Welcome to Your 2024 Branding Pep Talk

By Cristian,

With indications of a 2024 flush with financial opportunity, now is the time to make sure that your branding is optimized to capture your piece of the pie.

As a small-to-medium sized organization (as defined by Gartner as 1-999 employees or up to $1bn in revenue), your company’s branding needs to punch above its weight. You should aspire to be just as impressive to potential customers and employees as the biggest, most sought after companies in your space. Otherwise, prospective customers and team members may feel like they’re settling for something less—and that’s the wrong foot to be starting out on.

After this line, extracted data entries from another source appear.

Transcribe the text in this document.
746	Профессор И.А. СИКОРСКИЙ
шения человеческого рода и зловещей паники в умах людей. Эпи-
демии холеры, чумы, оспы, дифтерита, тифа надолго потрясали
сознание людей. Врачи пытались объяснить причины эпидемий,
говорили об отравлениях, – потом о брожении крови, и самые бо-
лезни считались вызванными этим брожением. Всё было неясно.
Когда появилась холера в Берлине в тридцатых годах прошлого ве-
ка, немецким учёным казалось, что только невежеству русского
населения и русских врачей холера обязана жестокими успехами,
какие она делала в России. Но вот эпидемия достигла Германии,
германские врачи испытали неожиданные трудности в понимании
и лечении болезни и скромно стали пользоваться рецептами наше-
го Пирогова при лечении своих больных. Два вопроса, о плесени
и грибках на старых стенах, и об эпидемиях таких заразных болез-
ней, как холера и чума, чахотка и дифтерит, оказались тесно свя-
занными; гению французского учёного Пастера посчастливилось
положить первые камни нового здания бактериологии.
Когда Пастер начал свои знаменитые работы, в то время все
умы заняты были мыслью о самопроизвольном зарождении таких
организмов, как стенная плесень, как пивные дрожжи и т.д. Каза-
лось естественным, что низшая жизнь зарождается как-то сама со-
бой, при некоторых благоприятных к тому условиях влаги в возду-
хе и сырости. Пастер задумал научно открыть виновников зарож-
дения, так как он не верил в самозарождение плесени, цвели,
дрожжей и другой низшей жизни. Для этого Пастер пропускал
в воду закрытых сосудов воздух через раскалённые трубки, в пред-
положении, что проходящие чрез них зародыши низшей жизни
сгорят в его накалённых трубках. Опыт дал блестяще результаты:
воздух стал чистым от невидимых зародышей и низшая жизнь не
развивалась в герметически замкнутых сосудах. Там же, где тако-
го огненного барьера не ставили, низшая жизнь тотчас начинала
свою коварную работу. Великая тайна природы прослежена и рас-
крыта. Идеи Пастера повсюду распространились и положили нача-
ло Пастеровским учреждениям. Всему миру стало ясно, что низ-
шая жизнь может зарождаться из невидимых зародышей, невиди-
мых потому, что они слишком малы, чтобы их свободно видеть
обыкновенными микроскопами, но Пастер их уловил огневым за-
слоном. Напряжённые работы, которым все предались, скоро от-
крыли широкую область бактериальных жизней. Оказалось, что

Here’s what I mean. My creative agency, North Street, is currently in the sales process with a management consulting firm, which is like a mini version of a McKinsey or Bain—the giants of that sector. This client has processes and outcomes like those of the industry monoliths, but at a much lower price point. What this smaller firm lacks in name recognition, cache, and headcount, they more than make up for with attributes like leadership experience, less bureaucracy, and more access to senior management.

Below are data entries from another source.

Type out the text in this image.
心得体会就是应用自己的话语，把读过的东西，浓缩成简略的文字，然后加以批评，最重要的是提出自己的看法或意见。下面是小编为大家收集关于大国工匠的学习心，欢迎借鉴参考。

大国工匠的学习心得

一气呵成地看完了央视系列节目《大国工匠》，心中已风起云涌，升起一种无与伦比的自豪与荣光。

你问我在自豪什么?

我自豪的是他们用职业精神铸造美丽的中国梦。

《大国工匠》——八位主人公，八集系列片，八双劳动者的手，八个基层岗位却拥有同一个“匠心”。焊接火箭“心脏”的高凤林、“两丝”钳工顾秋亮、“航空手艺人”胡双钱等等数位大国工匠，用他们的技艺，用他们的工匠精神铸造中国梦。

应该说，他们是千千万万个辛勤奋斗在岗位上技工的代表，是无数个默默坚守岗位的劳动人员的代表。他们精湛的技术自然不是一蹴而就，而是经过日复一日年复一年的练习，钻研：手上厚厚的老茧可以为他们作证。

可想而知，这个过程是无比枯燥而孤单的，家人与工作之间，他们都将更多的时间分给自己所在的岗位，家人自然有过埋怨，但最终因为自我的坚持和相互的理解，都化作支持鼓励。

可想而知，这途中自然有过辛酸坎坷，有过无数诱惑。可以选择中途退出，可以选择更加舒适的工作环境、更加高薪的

When the prospective client asked me how to help sell through a rebrand to his top brass, I told him to ask management a very simple question: Do we want to be the organization that people settle for?

Of course not! They want to be the organization that looks like the score of the century. They want prospective clients believing they’re getting work that is on par with the McKinseys and Bains of the world, but at a budget that is more accessible. They want prospective employees believing they’ve been let in on some incredible secret: that they get to work for this small and mighty management consulting firm that resembles those market leaders but is probably a much more desirable and less stressful place to work.

This is how you want your firm to be positioned. Otherwise, you’re a lookalike in a sea of sameness. And this is where branding does the heavy lifting.

What is branding?

There’s no one way to answer this question. But, for me, branding (at least in the B2B space) is the verbal and visual language used every day and in every piece of external communication to convey that you are exceptional. While the verbal and visual elements of a brand are inextricably linked, they also serve different purposes.

Your verbal branding needs to succinctly describe the following:

  • Who you do work for
  • What the big issue is that they need help solving
  • How you are expertly qualified to solve this issue
  • What makes you tick

Visual branding communicates the sense or feeling that:

  • You are to be taken seriously
  • You believe and invest in quality
  • You are special or different

The components of a brand generally include:

Verbal

  • Positioning statement
  • Brand pillars
  • Manifesto and differentiators
  • Messaging by audience type
  • Tone of voice
  • Tagline

Visual

  • Logo
  • Colors
  • Typography
  • Image/photo style
  • Iconography

Now, try taking an honest and objective look at your brand. Look at your organization from the perspective of a prospective customer or employee. What do they see and feel? Are they thrilled they get to work with or for you? Or, are they just settling for something that is less than what they really want?

When my agency brands or rebrands a client, we always must look at their direct peers and competitors. But we also want to know who their “aspirational competitors” are—in other words, the companies they aspire to be in the same league with but aren’t quite there yet. What are these market leaders doing and saying that can we borrow, adapt, or be inspired by? The purpose of this exercise is to imbue our clients with the swagger of a market leader, even if they aren’t one quite yet.

Can we afford it?

The better question is, can you afford not to? If you lose a handful of opportunities due to suboptimal branding, what’s the math on that? Hundreds of thousands of dollars? If an A player candidate passes on a job (or never even bothers to interview), what does it cost you to settle for a B player?

For B2B firms, the U.S. Small Business Administration recommends a spend of 2%-5% of your gross annual revenue on marketing and advertising. That’s a minimum of $400K for a $2mm business. Surely, a healthy portion of your marketing budget can be allocated to a brand revamp every 5-10 years.
If you’re not thinking this way, I guarantee that one of your competitors is. So, here’s a mantra for 2024:

Don’t be the organization that people settle for. Be meteoric, not middle of the pack.